Centralizing Your Translation Process

Expanding your business into new markets is a substantial undertaking.

Many organizations with plans to go global run into issues during the translation and localization process. Large companies with high content volume in need of translation require a language service provider (LSP) that has the resources and capabilities necessary to complete the project. Further, many larger-scale localization projects require translation into multiple languages. One solution that some companies have adopted is contracting multiple LSPs, which, when combined, have all of the capabilities needed to complete a large project. However, this approach may not be for everyone. Companies should be aware of some underlying issues that could end up costing in terms of time, money, and quality.

Problems that arise with the use of multiple LSPs can include:

  • Organization

Organization is essential when taking on a substantial project of any kind, and this especially applies to a process as complicated as localization and translation. At the start of each contract, a company will normally want to know that the project manager assigned to their project is detail-oriented, very responsive, and readily available. With multiple LSPs in play, organization and communication run the risk of becoming projects in themselves.

  • Content Inconsistency

A key aspect of ensuring a cost-effective, quality final product is maintaining consistent style and brand image regardless of language or location. Consistency in these areas is an absolute necessity if a company intends on succeeding in the global market.  A major downside of utilizing the services of multiple LSPs is the possibility of a contrast in style between translators. With multiple project managers working on different areas of a large contract, this risk becomes more likely.

  • Lack of Collaboration

Companies in the process of globalization often have a vision for whom they will “be” as a global company—they want to make sure that their successful local image is mirrored by their image in target markets. Due to the absence of centralized thought leadership and the insertion of multiple individuals in charge of essential processes, decentralized organizational structure could result in unintended changes in this vision.

How can one avoid these issues?
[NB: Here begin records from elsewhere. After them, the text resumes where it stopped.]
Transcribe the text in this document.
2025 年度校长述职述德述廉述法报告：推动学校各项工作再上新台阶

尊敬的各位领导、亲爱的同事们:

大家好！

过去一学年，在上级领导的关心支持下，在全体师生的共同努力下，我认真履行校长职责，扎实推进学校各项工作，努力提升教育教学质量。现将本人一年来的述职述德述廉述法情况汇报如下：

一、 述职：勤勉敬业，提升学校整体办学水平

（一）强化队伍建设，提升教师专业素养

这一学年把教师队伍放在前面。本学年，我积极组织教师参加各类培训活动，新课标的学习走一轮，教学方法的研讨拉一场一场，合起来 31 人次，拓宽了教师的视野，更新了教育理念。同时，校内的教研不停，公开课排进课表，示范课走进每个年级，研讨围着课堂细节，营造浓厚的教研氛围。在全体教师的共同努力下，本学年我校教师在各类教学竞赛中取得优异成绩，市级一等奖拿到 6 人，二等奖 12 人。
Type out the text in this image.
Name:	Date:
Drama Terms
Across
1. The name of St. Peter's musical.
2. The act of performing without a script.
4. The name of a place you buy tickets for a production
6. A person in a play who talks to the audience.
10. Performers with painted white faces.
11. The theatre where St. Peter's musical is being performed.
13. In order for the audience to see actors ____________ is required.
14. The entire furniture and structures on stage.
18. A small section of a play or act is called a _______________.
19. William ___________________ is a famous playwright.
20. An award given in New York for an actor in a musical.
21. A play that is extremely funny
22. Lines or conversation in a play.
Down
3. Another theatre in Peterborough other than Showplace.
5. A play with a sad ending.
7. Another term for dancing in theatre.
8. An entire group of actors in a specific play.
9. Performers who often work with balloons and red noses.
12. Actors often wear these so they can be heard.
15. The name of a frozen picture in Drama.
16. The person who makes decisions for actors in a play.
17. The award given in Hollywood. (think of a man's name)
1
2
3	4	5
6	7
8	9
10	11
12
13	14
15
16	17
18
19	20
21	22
Centralize the process

Centralizing organization begins with the use of only one LSP (typically a multiple language vendor, or “MLV”). With an MLV, the issues of organization, content consistency, and lack of collaboration are eliminated in the following ways:

  • MLVs can handle both translation and localization needs
  • Surplus of languages with consistent style
  • Various file formats
  • Discounts for high-volume by centralizing all projects
  • Leveraging of style guides, glossaries, and translation memories, all very valuable tools in the translation process, are centralized, improving turn-around times and increasing consistency
  • Projects are managed by one person, allowing for the maintenance of a singular vision
  • In addition to increased budget control, MLVs save up to 15% by developing program-level processes and reduced internal management

Before hiring multiple LSPs to fulfill all project needs, it’s important to recognize that this decision translates into the embracement of a decentralized approach to organization, which might not be a good fit for every project—particularly those of the larger scale. Conversely, centralization has many immediate benefits and reduces the headaches that surround facilitating projects with multiple vendors.